Follow these ten guidelines to maximize the effectiveness of Zen to Done:

  1. Collect – Jot down whatever comes to mind, be it an idea, a task, or anything else.
  2. Process – Carry out quick jobs right away. If it can be done in less than two minutes, do it. If not, throw it away, give it to someone else, or put it on the calendar.
  3. Plan – Prioritize the three things that are most important to you this week. Then, plan each day around the most critical tasks. Coordinate the rest of your efforts around those primary goals.
  4. Focus – Focus your efforts solely on a single project at a time.
  5. Keep it simple – Get organized by employing a straightforward method. Stay away from constantly moving between methods.
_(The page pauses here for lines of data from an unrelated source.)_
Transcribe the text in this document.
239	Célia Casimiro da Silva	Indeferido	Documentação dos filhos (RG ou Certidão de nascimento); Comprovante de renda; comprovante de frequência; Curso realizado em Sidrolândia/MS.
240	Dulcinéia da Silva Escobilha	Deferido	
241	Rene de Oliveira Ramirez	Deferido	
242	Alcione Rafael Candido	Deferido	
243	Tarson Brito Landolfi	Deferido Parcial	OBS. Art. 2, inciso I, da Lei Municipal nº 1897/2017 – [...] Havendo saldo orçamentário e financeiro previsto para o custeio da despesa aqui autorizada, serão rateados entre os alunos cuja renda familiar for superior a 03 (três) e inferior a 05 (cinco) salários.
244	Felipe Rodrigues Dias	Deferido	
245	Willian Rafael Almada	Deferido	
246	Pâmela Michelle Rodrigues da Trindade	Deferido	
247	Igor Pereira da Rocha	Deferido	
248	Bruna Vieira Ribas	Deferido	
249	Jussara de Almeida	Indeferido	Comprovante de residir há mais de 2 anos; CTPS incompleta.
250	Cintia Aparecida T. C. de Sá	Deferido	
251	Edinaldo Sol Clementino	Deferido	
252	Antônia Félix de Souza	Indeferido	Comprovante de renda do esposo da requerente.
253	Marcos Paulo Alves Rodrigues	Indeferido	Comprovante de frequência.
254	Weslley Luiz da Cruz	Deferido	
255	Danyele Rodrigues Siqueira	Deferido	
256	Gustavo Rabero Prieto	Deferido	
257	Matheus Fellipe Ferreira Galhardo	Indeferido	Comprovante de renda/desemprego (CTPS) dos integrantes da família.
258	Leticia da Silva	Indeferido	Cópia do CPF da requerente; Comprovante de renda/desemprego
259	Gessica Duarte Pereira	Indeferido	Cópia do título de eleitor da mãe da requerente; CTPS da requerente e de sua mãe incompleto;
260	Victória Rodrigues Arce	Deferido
  6. Organize – Arrange your tasks according to their current stages and the steps you must take to complete them. Organize as you go rather than clean up afterward.
  7. Review – Check in with your weekly goals to stay on the right path. Take a step back every month and review your more significant objectives.
  8. Simplify – When you have a new task, break it down to the basics and get it done quickly.
  9. Routines – Routines become simpler after a while. Try setting up a weekly way, like looking at your emails at a specific time, scheduling all your meetings on the same day, and so on. It’ll help make things go much smoother.
  10. Find your passion – Explore your interests and go after the things that spark your enthusiasm.

By understanding the principles behind different productivity techniques for work, I hope you can decide which technique best fits your needs and goals. By implementing these techniques, you can take a step towards unlocking your productivity nirvana and achieving success in your personal and professional lives.